Первоначально полотно «Женщина-цветок» представляло собой довольно реалистический портрет сидящей женщины. В окончательном варианте просматриваются его следы. Я сидела на длинном изогнутом африканском табурете, напоминавшем морскую раковину, и Пабло писал меня в более-менее реалистической манере. Поработав немного, он сказал: «Нет, этот стиль не годится. Реалистический портрет совершенно не передает тебя». Затем попытался писать табурет в ином ритме, поскольку он был изогнутым, но опять не добился успеха.

- Я не вижу тебя сидящей, — сказал он. — Ты отнюдь не пассивный тип. Вижу только стоящей.

И стал упрощать мое изображение, удлиняя его.
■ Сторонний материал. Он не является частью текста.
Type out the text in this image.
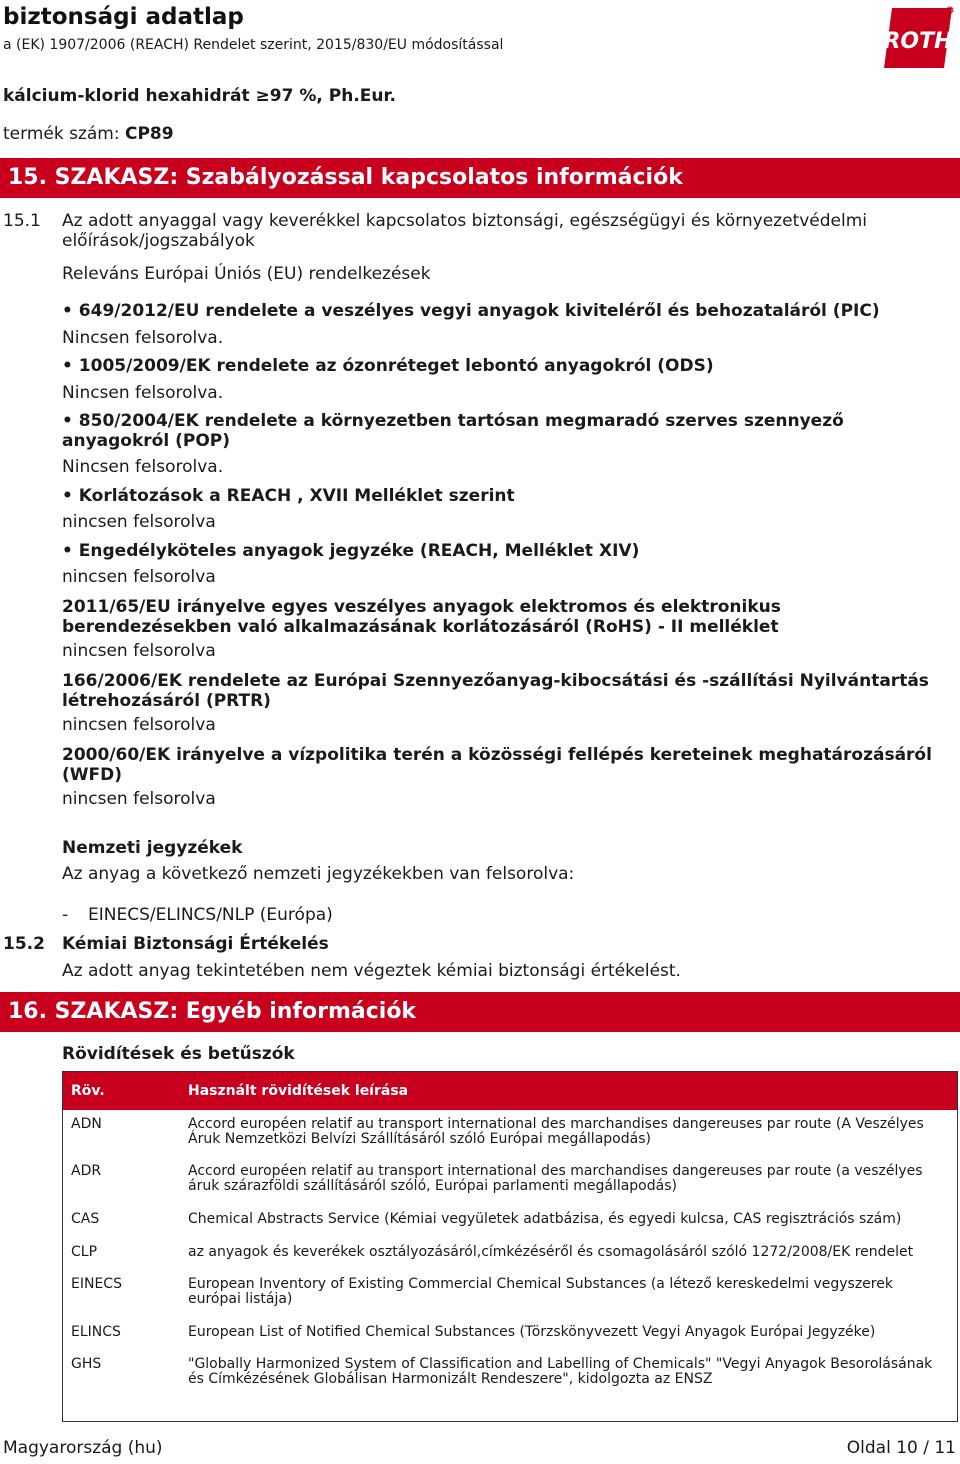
biztonsági adatlap
a (EK) 1907/2006 (REACH) Rendelet szerint, 2015/830/EU módosítással	ROTH
kálcium-klorid hexahidrát ≥97 %, Ph.Eur.
termék szám: CP89
15. SZAKASZ: Szabályozással kapcsolatos információk
15.1 Az adott anyaggal vagy keverékkel kapcsolatos biztonsági, egészségügyi és környezetvédelmi előírások/jogszabályok
Releváns Európai Úniós (EU) rendelkezések
• 649/2012/EU rendelete a veszélyes vegyi anyagok kiviteléről és behozataláról (PIC)
Nincsen felsorolva.
• 1005/2009/EK rendelete az ózonréteget lebontó anyagokról (ODS)
Nincsen felsorolva.
• 850/2004/EK rendelete a környezetben tartósan megmaradó szerves szennyező anyagokról (POP)
Nincsen felsorolva.
• Korlátozások a REACH , XVII Melléklet szerint
nincsen felsorolva
• Engedélyköteles anyagok jegyzéke (REACH, Melléklet XIV)
nincsen felsorolva
2011/65/EU irányelve egyes veszélyes anyagok elektromos és elektronikus berendezésekben való alkalmazásának korlátozásáról (RoHS) - II melléklet
nincsen felsorolva
166/2006/EK rendelete az Európai Szennyezőanyag-kibocsátási és -szállítási Nyilvántartás létrehozásáról (PRTR)
nincsen felsorolva
2000/60/EK irányelve a vízpolitika terén a közösségi fellépés kereteinek meghatározásáról (WFD)
nincsen felsorolva
Nemzeti jegyzékek
Az anyag a következő nemzeti jegyzékekben van felsorolva:
- EINECS/ELINCS/NLP (Európa)
15.2 Kémiai Biztonsági Értékelés
Az adott anyag tekintetében nem végeztek kémiai biztonsági értékelést.
16. SZAKASZ: Egyéb információk
Rövidítések és betűszók
Röv.	Használt rövidítések leírása
ADN	Accord européen relatif au transport international des marchandises dangereuses par route (A Veszélyes Áruk Nemzetközi Belvízi Szállításáról szóló Európai megállapodás)
ADR	Accord européen relatif au transport international des marchandises dangereuses par route (a veszélyes áruk szárazföldi szállításáról szóló, Európai parlamenti megállapodás)
CAS	Chemical Abstracts Service (Kémiai vegyületek adatbázisa, és egyedi kulcsa, CAS regisztrációs szám)
CLP	az anyagok és keverékek osztályozásáról,címkézéséről és csomagolásáról szóló 1272/2008/EK rendelet
EINECS	European Inventory of Existing Commercial Chemical Substances (a létező kereskedelmi vegyszerek európai listája)
ELINCS	European List of Notified Chemical Substances (Törzskönyvezett Vegyi Anyagok Európai Jegyzéke)
GHS	"Globally Harmonized System of Classification and Labelling of Chemicals" "Vegyi Anyagok Besorolásának és Címkézésének Globálisan Harmonizált Rendeszere", kidolgozta az ENSZ
Magyarország (hu)	Oldal 10 / 11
Потом вдруг вспомнил, что Матисс говорил о моем портрете с зелеными волосами, и согласился с этой мыслью.

- Матисс не единственный, кто может придать твоим волосам зеленый цвет.

Мои волосы обрели форму листа, и после этого портрет превратился в символический цветочный узор. Груди Пабло изобразил в том же округлом ритме.

Лицо в течение этих фаз оставалось вполне реалистическим. И не соответствовало всему остальному. Пабло пристально в него вгляделся.

- Лицо надо писать совсем по-другому, — сказал он, — не продолжая линий уже имеющихся форм и пространства вокруг. Хоти оно у тебя довольно длинное, овальное, чтобы передать его свет и выражение, нужно сделать его широким овалом. Длину я компенсирую, выполнив его в холодном цвете — голубом. Оно будет походить на маленькую голубую луну.

Пабло выкрасил лист бумаги в небесно-голубой цвет и принялся вырезать овальные формы, в разной степени соответствующие его концепции моей головы: первые две были совершенно круглыми, следующие три или четыре вытянутыми в ширину. Кончив вырезать, нарисовал на каждой маленькими значками глаза, нос и рот. Потом стал прикладывать вырезки к холсту, одну за другой, смещая каждую чуть влево, вправо, вверх или вниз, как ему требовалось. Ни одна не казалась полностью подходящей, пока Пабло не взял последнюю. Перепробовав остальные в различных местах, он уже знал, где ей находиться, и когда приложил ее к холсту, вырезка выглядела как раз на месте. Была вполне убедительной. Пабло приклеил ее к непросохшим краскам, отошел в сторону и сказал: «Вот теперь это твой портрет». Легонько очертив вырезку углем, снял ее, затем медленно, старательно выписал на том месте все, что было на бумаге. Покончив с этим, к голове он больше не притрагивался. Теперь исходя из общего строя полотна Пабло решил, что торс должен быть меньше, чем сделанный первоначально. И написал поверх него второй, узкий, похожий на стебель, своего рода творческий вымысел, внушающий зрителю, что эта женщина значительно меньше большинства других.